Now, with smoking bans in licensed clubs and the NSW Government taxing poker machine revenue, rather than profit, it had to examine alternative sources of revenue.
Fortunately, during the past decade, as state and federal government grants have goitered the nation with stadiums, rugby league has been able to provide fans with creature comforts, and this is reflected in crowd growth, from 10,000 watching a Charity Shield match at antiquated Redfern Oval in 1982 to 25,000 at ANZ Stadium, Homebush Bay, on March 1.
Brookvale, Kogarah, Wollongong, Shark Park, Newcastle, Penrith and Leichhardt have all had facelifts, while the Storm, subsidised by News Ltd to the tune of $8 million a year, are expected to move into profitability after 2010, when they move to a new, Victorian Government purpose-built rectangular stadium.
In the same way it has relied on pokies, the code has been benevolent with the broadcasters, agreeing to live telecasts against the gate and, unlike the AFL in Melbourne, imposing no blackouts.
But a $780m broadcasting deal the AFL fluked as a result of a war between two of the nation's richest men - the late Kerry Packer and Kerry Stokes - has soured NRL club officials.
"If rugby league rates so well on pay TV, why aren't we getting more?" they ask.
Well, if you are half-owned by a media company which also half-owns the pay TV company, it may provide a clue to the answer.
Rugby league receives $100m a year from TV, and the next deal is six years away, meaning the squeeze on costs will continue.
Staff levels at the NRL and ARL are dreadfully inadequate, certainly compared with the combined administration of the AFL/VFL.
The NSW/ACT AFL division has a staff of 60, including 12 working in Blacktown alone.
The NRL may have had oysters, pigs on a spit and vitamin water at its launch at Birchgrove Oval on Thursday night but the code has always paid its administrators subsistence wages and expected they work long hours.
In his presentation, Holmes a Court said: "There is no silver bullet.

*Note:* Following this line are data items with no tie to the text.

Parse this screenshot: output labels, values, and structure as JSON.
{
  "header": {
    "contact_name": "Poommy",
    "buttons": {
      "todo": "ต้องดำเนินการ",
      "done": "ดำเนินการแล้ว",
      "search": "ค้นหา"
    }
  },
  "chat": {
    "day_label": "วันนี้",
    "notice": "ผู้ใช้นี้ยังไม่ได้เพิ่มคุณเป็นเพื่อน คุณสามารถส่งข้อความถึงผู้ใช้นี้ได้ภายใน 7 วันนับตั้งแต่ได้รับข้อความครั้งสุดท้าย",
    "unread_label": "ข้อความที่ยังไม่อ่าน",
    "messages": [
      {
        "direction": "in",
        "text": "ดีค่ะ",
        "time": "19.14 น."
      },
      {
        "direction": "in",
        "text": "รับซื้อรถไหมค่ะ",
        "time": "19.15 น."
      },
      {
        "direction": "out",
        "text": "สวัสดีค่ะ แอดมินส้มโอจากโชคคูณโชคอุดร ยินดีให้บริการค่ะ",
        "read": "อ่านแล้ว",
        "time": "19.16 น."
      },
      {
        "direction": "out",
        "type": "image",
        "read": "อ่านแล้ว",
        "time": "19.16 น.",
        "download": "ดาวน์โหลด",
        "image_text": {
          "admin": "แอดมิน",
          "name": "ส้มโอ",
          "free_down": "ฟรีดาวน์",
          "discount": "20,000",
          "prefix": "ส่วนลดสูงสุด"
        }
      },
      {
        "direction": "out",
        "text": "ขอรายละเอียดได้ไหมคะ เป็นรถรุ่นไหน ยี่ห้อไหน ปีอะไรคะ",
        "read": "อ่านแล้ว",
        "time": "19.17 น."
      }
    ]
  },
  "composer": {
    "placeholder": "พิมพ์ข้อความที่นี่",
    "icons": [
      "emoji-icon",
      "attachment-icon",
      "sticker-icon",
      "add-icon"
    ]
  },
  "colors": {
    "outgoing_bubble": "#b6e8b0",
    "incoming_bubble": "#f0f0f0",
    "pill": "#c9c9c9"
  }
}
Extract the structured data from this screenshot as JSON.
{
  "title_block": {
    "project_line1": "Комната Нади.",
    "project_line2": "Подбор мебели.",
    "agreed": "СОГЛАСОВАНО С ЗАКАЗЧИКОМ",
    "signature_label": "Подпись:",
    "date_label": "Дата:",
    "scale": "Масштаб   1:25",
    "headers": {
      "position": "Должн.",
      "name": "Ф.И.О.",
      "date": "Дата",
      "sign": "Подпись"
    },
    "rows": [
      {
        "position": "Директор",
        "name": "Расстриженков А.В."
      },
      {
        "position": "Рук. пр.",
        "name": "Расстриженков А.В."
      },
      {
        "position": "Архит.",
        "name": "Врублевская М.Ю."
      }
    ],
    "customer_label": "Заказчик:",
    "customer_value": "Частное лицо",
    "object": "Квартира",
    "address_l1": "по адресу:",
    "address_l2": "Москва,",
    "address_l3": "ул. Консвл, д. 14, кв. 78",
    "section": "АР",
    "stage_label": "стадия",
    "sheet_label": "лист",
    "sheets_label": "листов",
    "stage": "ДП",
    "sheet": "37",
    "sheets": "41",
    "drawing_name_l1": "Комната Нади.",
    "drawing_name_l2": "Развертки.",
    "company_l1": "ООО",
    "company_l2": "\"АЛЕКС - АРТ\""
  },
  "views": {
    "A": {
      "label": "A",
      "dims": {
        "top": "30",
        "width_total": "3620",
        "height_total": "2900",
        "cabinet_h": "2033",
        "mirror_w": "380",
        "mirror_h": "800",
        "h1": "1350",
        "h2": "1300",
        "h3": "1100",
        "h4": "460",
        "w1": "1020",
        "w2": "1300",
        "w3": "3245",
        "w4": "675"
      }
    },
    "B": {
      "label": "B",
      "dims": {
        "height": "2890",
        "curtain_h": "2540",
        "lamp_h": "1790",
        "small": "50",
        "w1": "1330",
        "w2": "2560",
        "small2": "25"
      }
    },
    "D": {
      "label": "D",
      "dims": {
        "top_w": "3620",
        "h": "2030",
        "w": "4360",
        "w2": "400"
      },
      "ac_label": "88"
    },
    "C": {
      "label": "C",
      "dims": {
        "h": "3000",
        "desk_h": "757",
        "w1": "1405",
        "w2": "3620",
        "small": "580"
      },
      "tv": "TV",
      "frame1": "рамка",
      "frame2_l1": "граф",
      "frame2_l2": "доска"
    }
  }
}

But everything has to be done better, including membership drives. There hasn't been much on the radar with initiatives to increase club member numbers."
Maybe the dozing Big Ed had heard it all before.
After all, he knows that any revenue initiatives by the NRL can potentially draw it into conflict with its 16 clubs.
If Telstra is the code sponsor, it makes it hard for a club to do a deal with Optus.
Conflict is the basis of rugby league: ball-carrier versus tackler, attack versus defence, field position versus completion rates, (Roosters chairman) Nick Politis versus Holmes a Court, NRL co-owners ARL versus News Ltd.
This season looms as an angst-ridden, confrontational, challenging one.
The code's overworked administration has taken on three additional burdens apart from the NRL premiership and a State of Origin series.
It will debut the Toyota Cup, the under-20s curtain raiser competition to NRL matches; organise the centenary functions; and, finally, run a World Cup in October-November.
Like Big Ed's slice of centenary birthday cake, maybe the code has bitten off more than it can chew. Or perhaps the finance director was banking some sleep for the torturous, tense year ahead.
Happy 100th birthday, rugby league? Unlikely.